As regards to the question on DTA, broadly, we confirm the trend that we presented in our strategic plan. So we would expect, let's say, material write-up in '24.
And the reason why we are saying now that we are expecting a material write-up in '24 is because in a conservative way, we assess now the DTAs, taking into consideration the only explicit period of '22, '23 and '24, and then we will update the projections in '24.
Having said that, we will have, as we move forward, also the time value effect on further assessments of DTAs. And of course, as, let's say, the projections serve to be better moving forward and the plan that this might have further upside might generate further upside on the DTA reassessment.
This includes the ratio that we still have, EUR 3.5 billion -- after, let's say, the write-up, we still have EUR 3.5 billion DTAs on balance sheet, which is quite a relevant amount.
[Operator Instructions] Actually, we do have a question from Gilles de Bourrousse of Octo Finances.
I've just a couple of questions. The first one relates to the state guaranteed loans. I was wondering if you are also confident on the evolution of the credit quality? And if you can remind us what is their maturity? Is it 3 years? So if it's 3 years, it means that next year you will have EUR 6 billion which will mature.

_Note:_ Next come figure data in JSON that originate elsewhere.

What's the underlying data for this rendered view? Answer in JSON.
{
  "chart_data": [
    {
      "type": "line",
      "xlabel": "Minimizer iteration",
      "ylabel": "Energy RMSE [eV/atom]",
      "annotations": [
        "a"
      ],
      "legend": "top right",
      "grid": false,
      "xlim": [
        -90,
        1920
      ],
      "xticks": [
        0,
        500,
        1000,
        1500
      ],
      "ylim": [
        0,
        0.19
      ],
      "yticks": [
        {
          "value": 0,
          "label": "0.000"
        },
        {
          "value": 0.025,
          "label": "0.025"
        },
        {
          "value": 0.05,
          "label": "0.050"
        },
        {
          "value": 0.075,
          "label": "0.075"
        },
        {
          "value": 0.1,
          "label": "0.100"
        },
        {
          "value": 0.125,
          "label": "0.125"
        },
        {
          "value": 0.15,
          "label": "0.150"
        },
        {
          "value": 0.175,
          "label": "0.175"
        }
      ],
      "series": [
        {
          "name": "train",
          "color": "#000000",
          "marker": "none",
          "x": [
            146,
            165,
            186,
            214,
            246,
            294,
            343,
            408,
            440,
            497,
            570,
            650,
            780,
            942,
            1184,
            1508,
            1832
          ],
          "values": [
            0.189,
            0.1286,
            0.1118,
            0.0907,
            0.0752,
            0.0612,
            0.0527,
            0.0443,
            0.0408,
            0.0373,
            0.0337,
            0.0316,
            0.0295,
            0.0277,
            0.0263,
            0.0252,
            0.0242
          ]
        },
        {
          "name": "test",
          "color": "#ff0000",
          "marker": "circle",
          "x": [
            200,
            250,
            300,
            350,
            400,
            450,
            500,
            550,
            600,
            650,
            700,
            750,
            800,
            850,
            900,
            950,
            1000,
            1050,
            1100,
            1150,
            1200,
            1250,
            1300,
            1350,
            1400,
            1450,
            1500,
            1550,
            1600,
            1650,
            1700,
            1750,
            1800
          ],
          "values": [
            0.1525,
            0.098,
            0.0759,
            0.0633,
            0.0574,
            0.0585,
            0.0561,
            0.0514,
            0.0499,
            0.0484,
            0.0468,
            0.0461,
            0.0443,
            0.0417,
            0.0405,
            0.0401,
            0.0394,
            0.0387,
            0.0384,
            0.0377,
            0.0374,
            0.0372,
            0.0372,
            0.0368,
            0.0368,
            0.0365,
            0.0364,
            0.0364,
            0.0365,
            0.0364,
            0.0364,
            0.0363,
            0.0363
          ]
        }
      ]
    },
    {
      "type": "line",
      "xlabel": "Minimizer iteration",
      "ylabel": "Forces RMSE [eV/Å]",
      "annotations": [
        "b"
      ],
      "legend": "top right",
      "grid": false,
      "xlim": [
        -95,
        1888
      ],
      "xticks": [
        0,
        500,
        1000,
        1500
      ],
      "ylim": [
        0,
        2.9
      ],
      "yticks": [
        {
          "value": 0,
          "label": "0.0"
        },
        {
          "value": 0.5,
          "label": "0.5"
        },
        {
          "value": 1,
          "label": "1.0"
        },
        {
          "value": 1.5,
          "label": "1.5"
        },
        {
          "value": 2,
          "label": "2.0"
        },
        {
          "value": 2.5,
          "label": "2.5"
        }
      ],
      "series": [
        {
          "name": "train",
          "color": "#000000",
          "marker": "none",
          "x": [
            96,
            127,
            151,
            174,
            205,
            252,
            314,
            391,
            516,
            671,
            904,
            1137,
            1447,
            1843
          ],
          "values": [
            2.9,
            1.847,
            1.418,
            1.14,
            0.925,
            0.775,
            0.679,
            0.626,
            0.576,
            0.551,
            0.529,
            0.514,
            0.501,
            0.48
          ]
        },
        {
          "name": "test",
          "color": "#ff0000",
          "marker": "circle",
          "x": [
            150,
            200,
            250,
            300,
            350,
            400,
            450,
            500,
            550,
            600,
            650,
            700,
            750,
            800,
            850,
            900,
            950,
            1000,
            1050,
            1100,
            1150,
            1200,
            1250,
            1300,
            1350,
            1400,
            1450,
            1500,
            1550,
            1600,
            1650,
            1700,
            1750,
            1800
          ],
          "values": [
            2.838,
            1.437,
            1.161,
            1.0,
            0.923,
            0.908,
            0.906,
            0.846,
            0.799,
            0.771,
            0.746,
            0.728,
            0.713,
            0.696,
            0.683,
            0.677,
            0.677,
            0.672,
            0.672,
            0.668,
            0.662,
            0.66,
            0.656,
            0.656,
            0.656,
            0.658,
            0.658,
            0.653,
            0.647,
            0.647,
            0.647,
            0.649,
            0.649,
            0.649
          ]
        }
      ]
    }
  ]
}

And my second question relates to the capital increase. At that time, the English press pointed out about potential concerns from the EC regarding the possible existence of state aid in relation to the amount of the fees received by the banks guaranteeing the operation. I was wondering what is your view on this topic? Is it nonrelevant or it doesn't concern even you because it's a potential discussion between the EC and the state, not the bank?
Okay. About the process of capital increase, I think you already have understood properly saying that, that is not something that concerns the bank, because Digicomp is mainly dealing with the government. So we are just involved for the commitment that are in some way connected with the bank, but it's part of the agreement that is exclusively involving the Italian Republic and the European Commission. So it's not an issue at all for the bank.
Now as far as the state guarantee, what we were observing already and is something that we are monitoring closely, we started from EUR 10 billion, we already have EUR 3 billion repaid and we didn't observe any issue in terms of portfolio deterioration.
And we can say that even observing existing residual portfolio that we are monitoring closely with a dedicated team of people, once the portfolio is becoming without guarantee, we are saying that the trend in terms of default rate is even below the normal trend of the bank. So we don't expect any deterioration coming from this kind of portfolio.
In any way, the default rate is absolutely in line what is the level of the bank I was just mentioning before, showing a very positive trend also in this quarter, enabling us also to keep some conservative approach in view of potential deterioration that can come from the economical environment.
We have a follow-up question from Mr. Giovanni Razzoli of Deutsche Bank.
It's a question for Andrea. Just to be clear. You said that in 2023, you do expect an NII above the 2026 target, that is EUR 1.47 billion. Is my understanding correct, Andrea?
Yes, it is correct.
Yes, that's the plan.
So thank you. I understand there are no more questions. Anyway, we are available eventually. Further question can be raised in the coming days. So thank you very much, and see you at the next presentation.
Thank you, sir. Ladies and gentlemen, thank you for joining. The conference is now over, and you may disconnect your telephones.